Objective  To determine whether sequence variants in SLC1A1 are associated with transmission of the OCD trait.

Design  A family-based candidate gene association study.

Setting  A specialized anxiety disorders outpatient clinic.

Participants  One hundred fifty-seven white probands with DSM-IV OCD recruited from consecutive referrals and their first-degree relatives (476 individuals in total).

Intervention  Nine single nucleotide polymorphisms spanning SLC1A1 were genotyped. Single-locus and haplotype analyses were performed using the Family-Based Association Test and the Transmission Disequilibrium Test. Traits examined included DSM-IV OCD diagnosis and highest lifetime symptom severity as measured using the Yale-Brown Obsessive-Compulsive Scale. Correction for multiple comparisons was performed using permutation tests.

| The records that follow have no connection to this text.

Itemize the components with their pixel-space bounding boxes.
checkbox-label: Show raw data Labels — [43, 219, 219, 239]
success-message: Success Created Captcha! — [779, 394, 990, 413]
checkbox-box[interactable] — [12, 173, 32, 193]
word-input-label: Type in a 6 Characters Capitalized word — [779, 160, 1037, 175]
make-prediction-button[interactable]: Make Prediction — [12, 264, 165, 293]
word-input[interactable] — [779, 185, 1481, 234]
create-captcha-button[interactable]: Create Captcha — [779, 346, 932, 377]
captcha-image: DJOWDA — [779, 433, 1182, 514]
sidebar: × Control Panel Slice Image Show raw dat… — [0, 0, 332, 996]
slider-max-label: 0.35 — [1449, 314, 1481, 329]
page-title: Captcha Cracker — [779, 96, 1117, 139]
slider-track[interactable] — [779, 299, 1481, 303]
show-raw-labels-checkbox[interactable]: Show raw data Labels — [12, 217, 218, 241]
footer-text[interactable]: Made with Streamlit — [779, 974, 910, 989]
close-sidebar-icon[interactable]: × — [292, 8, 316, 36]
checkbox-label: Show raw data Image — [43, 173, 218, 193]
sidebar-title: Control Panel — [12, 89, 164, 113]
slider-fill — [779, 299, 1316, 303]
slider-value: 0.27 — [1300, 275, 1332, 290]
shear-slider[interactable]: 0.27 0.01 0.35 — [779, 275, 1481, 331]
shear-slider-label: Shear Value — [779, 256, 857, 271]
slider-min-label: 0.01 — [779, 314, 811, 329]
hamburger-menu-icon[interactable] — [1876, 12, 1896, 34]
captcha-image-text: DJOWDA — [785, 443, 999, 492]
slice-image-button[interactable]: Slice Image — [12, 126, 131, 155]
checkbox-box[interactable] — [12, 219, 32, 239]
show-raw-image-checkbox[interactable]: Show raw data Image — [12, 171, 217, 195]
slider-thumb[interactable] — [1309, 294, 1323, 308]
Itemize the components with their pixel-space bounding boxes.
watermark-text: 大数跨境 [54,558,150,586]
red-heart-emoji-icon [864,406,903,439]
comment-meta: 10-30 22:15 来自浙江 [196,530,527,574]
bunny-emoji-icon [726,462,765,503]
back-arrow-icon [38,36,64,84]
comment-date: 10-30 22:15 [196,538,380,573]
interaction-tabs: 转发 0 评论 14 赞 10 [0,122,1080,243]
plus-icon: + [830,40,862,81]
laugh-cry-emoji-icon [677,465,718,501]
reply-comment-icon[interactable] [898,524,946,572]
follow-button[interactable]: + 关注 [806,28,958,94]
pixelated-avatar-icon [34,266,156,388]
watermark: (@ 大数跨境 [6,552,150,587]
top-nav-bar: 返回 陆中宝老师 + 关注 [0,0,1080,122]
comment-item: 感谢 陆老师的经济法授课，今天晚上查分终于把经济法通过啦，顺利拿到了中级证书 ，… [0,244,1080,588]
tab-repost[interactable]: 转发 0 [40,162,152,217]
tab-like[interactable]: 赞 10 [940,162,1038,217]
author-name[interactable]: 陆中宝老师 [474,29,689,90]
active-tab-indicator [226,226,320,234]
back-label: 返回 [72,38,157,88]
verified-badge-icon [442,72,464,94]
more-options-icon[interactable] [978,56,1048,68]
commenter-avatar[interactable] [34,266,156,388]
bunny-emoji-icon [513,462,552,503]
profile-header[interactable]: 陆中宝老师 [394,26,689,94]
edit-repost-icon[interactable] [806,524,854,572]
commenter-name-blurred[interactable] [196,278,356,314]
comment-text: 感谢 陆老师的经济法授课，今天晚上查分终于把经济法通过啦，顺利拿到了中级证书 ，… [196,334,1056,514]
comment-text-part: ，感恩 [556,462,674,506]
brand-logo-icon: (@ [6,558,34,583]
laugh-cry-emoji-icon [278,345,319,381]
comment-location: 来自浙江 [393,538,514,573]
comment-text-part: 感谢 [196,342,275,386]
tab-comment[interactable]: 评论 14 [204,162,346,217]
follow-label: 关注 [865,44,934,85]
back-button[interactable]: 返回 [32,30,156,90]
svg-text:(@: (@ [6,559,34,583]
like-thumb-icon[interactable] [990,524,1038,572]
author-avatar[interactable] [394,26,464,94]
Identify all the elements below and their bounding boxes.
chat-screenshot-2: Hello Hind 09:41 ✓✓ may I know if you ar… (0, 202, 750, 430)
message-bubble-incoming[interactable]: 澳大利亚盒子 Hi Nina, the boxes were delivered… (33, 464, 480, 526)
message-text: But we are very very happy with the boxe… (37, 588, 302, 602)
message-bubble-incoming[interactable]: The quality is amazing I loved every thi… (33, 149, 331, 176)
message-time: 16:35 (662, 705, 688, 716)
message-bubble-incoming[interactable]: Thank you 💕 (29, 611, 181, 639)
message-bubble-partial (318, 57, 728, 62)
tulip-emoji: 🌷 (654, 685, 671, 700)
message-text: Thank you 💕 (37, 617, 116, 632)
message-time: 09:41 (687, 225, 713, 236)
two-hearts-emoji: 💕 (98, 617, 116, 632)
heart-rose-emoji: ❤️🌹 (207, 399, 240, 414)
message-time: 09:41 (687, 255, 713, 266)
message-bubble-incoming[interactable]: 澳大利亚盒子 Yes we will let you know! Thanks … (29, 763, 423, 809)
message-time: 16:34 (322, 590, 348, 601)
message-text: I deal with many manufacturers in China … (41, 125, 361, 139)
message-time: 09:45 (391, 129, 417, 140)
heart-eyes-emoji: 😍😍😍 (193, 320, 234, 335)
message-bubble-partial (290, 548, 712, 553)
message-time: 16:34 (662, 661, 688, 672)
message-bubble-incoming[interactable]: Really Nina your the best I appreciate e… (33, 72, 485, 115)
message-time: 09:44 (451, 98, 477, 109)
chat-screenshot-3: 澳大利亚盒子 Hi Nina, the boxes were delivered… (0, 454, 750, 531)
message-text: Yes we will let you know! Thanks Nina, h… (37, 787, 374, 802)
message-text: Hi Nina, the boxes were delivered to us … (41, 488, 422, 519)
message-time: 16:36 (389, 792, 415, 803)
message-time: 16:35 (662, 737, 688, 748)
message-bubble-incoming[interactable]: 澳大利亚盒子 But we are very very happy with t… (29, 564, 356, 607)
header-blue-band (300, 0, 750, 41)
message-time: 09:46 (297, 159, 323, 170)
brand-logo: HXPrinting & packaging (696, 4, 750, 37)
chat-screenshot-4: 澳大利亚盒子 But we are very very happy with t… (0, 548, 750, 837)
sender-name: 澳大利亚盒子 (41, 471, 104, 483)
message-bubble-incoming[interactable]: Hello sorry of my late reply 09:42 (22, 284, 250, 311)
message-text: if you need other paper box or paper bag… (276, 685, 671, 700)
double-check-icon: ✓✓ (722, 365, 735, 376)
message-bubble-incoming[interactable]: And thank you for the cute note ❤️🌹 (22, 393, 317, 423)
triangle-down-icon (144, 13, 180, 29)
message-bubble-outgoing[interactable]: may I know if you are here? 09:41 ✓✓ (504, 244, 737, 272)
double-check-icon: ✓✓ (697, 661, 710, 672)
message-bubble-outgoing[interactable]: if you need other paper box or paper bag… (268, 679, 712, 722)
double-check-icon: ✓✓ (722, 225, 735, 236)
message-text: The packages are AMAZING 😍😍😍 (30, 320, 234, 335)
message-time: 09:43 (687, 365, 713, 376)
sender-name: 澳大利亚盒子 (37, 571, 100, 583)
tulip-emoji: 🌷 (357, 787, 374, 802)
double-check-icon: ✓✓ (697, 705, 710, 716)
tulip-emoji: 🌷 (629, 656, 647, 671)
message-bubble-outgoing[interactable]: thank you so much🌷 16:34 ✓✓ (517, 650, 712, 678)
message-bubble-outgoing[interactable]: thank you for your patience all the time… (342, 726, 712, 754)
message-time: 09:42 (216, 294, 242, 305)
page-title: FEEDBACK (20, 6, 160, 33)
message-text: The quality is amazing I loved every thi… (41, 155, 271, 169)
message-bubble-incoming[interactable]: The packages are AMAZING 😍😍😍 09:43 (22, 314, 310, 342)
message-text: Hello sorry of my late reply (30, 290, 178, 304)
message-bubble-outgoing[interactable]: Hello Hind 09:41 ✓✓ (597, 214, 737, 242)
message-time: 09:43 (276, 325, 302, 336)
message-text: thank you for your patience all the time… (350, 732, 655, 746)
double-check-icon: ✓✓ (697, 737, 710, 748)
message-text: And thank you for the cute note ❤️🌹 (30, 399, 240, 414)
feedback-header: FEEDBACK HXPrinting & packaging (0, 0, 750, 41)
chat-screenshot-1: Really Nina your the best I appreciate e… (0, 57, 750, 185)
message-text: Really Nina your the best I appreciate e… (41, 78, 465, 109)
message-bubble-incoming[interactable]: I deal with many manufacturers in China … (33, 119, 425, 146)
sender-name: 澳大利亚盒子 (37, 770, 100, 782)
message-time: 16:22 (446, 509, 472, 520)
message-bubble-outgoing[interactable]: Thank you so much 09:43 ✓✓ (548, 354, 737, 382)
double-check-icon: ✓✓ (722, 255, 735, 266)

Results  After correction for multiple comparisons, 2 variants, rs301434 (χ2 = 12.04; P = .006) and rs301435 (χ2 = 9.24; P = .03), located within a single haplotype block were found to be associated with transmission of OCD. Furthermore, a specific 2-marker haplotype within this block was significantly associated with OCD (χ2 = 12.60; P = .005). This haplotype association was statistically significant in transmissions to male but not female offspring.

Conclusions  Although requiring replication in larger samples, these findings provide preliminary evidence that sequence variation in SLC1A1 is associated with susceptibility to OCD, particularly in males. Furthermore, these results provide support for the role of altered glutamatergic neurotransmission in the pathogenesis of OCD.